Integrating Machine Learning and Big Data Analytics for Predictive Healthcare Outcomes
Muhammad Bilal
Department of Health Informatics, University of Health Sciences, Lahore, Pakistan
Sana Rafiq
Department of Biomedical Engineering, National University of Sciences and Technology (NUST), Islamabad, Pakistan
Keywords: Machine Learning, Big Data Analytics, Predictive Healthcare, Health Informatics, Clinical Decision Support, Electronic Health Records, Personalized Medicine
Abstract
The rapid growth of healthcare data, driven by electronic health records (EHRs), medical imaging, genomics, and wearable devices, has created new opportunities for predictive analytics in healthcare.

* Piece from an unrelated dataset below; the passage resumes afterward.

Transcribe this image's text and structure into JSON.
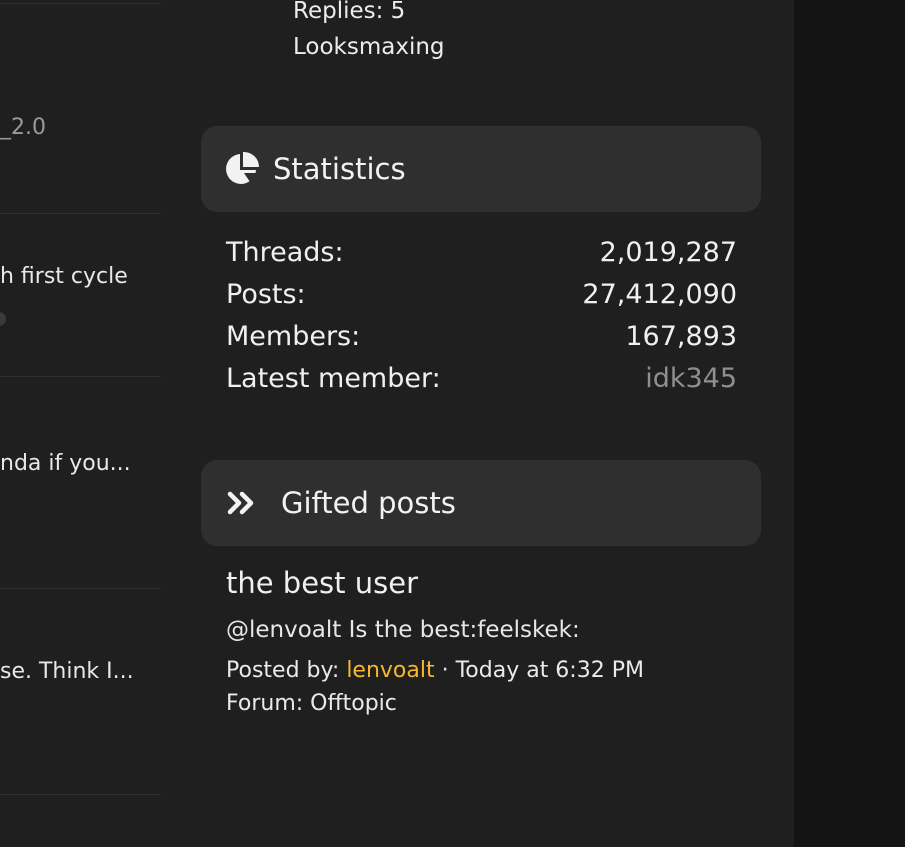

Integrating machine learning (ML) with big data analytics enables the extraction of meaningful patterns from complex and high-dimensional datasets, supporting early disease detection, personalized treatment, and improved clinical decision-making. This study examines the role of ML techniques combined with big data infrastructures in predicting healthcare outcomes, highlighting key applications, methodological frameworks, benefits, and challenges. The paper emphasizes how predictive healthcare systems can enhance patient outcomes, optimize resource utilization, and support evidence-based medical practices, particularly in developing countries such as Pakistan.